Lihat berapa banyaknya merek smartphone baru yang ditawarkan sekarang? Satu mall dapat mengadakan empat exhibition yang berbeda dalam sebulan untuk memamerkan merek handphone baru yang…entah dari mana lagi. Keadaan seperti inilah yang akan menimbulkan doubtful? Customer akan berpikir… “Ini lagi ?”, “Apa bedanya dengan yang kemarin ?”, “Kok ada begini lagi ?”. Oh ya, bad timing will also contribute to doubtfulness. Jadi perhatikan timing anda.
– Lingkungan Pendukung (Environment)
Finally, Anda harus memperhatikan environment yang akan mendukung WoM Anda. Anda punya 500 teman di Facebook ? Jangan berasumsi bahwa semuanya akan jadi WoM source. Komunitas dan kelompok kecil, bisa menjadi source yang lebih efektif dibandingkan dengan komunitas yang terlalu melebar yang tidak bisa Anda kontrol. Network yang terbentuk harus Anda observasi dan awasi. Perhatikan situasi yang tepat tepat dan analisa. Untuk bisnis kecil, mungkin Anda tidak perlu sampai melakukan PESTEL analysis. Tapi tidak ada salahnya.
– Observasi Network Anda
Seperti yang saya katakan pada poin sebelumnya, selalu observasi network Anda. Awasi dan peka. Anda harus tahu apa yang sedang dipikirkan oleh orang-orang di WoM network Anda. Ya, anda harus memiliki mindset bahwa WoM Anda harus seperti network, satu individu berbicara dengan individu lain, Anda harus mengerti gambaran besarnya apa yang sedang dibicarakan di tengah-tengah network tersebut. Ini bisa dilakukan dengan observasi ataupun riset. Atau, jika Anda seorang entrepreneur pada bisnis kecil-menengah, Anda bisa berinteraksi langsung dengan mereka.
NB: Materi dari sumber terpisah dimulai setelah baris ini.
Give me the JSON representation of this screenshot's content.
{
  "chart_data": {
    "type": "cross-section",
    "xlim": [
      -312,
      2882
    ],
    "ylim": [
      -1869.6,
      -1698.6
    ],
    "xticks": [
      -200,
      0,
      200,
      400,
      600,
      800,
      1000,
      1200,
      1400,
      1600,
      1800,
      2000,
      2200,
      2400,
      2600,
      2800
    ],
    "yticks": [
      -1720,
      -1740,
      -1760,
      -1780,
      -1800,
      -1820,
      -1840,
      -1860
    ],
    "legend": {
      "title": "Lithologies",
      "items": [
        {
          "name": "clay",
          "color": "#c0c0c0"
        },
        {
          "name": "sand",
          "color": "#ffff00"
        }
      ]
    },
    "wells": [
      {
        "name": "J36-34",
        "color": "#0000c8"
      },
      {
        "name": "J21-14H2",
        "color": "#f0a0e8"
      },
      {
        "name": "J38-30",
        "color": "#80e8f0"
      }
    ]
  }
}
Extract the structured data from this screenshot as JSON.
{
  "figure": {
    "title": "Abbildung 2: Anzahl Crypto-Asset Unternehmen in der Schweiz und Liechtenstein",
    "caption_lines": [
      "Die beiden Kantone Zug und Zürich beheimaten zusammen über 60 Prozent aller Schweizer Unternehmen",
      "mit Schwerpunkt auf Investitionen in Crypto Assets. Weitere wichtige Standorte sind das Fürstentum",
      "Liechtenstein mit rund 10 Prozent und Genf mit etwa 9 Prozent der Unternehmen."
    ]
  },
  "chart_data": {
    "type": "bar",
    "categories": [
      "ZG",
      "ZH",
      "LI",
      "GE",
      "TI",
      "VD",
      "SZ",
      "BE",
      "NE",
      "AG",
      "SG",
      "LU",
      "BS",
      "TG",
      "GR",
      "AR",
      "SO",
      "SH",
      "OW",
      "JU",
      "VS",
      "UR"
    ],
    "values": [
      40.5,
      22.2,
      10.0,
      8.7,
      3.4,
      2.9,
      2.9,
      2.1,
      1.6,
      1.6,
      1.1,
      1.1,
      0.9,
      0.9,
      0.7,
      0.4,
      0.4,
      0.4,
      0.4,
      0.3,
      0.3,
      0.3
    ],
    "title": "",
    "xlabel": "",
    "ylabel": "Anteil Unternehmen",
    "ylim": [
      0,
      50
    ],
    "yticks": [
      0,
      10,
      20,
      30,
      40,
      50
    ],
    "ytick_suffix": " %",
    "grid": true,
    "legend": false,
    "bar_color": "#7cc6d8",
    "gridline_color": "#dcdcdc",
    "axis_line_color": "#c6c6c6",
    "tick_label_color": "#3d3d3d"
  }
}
Belajar dari case study kita kali ini, kita belajar bahwa, WoM adalah tools yang efektif. Anda mungkin tidak perlu menyewa fotografer handal ataupun artis untuk melakukan social media campaign Anda, jika Anda yakin, bahwa faktor-faktor pendukung lain dapat memulai interaksi, dan membangun WoM network yang efektif. Karena itu, pelajari apa yang akan mempengaruhi WoM Anda.